Where does this leave Sunak? He is lucky that after three changes of prime minister this parliament, many Conservative MPs feel that choosing another leader would be politically impossible. There is also no ready alternative to dislodge him. No one, save for discredited figures such as Liz Truss, has anything to say. After 13 long tumultuous years, the Conservative Party is intellectually exhausted. Each faction has had a go, and in its own way failed. The years after 2019 offered a unique opportunity to cement an historic realignment and embed the party’s hegemony, but this was squandered through Johnson’s dishonesty and Truss’s recklessness. The pillars of the 2019 election itself are long gone. Sunak hasn’t made the situation worse, but he can’t find a way of making it better.

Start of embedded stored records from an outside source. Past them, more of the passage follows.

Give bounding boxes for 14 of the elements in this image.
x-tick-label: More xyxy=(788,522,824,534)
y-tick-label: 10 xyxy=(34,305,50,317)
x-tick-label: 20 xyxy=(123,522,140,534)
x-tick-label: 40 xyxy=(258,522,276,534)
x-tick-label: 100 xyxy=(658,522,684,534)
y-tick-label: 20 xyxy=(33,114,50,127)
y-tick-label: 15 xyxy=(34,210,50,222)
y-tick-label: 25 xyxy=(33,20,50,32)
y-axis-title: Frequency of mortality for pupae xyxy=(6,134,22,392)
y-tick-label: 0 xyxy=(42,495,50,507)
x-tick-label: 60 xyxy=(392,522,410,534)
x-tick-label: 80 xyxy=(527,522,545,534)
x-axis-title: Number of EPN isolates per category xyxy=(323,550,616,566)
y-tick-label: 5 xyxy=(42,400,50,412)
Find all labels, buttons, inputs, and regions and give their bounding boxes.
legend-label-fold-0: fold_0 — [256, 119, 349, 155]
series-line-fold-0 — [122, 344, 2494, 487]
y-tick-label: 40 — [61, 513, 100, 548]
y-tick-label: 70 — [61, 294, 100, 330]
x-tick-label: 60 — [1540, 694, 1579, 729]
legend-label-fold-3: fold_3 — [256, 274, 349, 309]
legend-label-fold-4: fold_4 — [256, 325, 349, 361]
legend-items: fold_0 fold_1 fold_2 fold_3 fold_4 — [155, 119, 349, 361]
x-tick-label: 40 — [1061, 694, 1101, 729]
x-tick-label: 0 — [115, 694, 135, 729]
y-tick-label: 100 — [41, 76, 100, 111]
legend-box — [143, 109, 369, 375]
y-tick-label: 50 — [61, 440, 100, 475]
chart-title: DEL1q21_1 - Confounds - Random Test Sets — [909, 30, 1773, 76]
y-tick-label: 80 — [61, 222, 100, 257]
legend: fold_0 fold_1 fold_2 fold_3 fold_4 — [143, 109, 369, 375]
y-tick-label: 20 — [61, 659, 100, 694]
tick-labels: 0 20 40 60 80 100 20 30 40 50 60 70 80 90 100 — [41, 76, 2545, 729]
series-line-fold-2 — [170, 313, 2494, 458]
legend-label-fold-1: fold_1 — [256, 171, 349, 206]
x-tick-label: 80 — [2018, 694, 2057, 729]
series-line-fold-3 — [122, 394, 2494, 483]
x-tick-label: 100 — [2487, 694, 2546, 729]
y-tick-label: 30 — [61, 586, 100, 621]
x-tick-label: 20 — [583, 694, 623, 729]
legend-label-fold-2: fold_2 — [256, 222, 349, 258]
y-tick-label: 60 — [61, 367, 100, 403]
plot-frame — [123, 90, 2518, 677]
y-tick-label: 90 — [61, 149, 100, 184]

The fact the small Reform vote is larger than the Labour majority in both Tamworth and Mid Beds, combined with the evidently large numbers of Tory abstainers, will further strengthen the party’s right. It will argue Sunak must give these people something to turn out for. Sunak, already ideologically predisposed to such ideas and worried about his immediate job security, will probably bend to them, and plunge still further towards his party’s ideological excesses. The chances of an election centred on withdrawal from the European Convention on Human Rights have gone up, as has the prospect of a January 2025 contest (the last permissible date). 

For Sunak, it would be better if there was an internal political reaction to these by-election calamities. If the party doesn’t have the energy to try and change course, the Tories will look ready to go gently into that good night; they would have simply given up.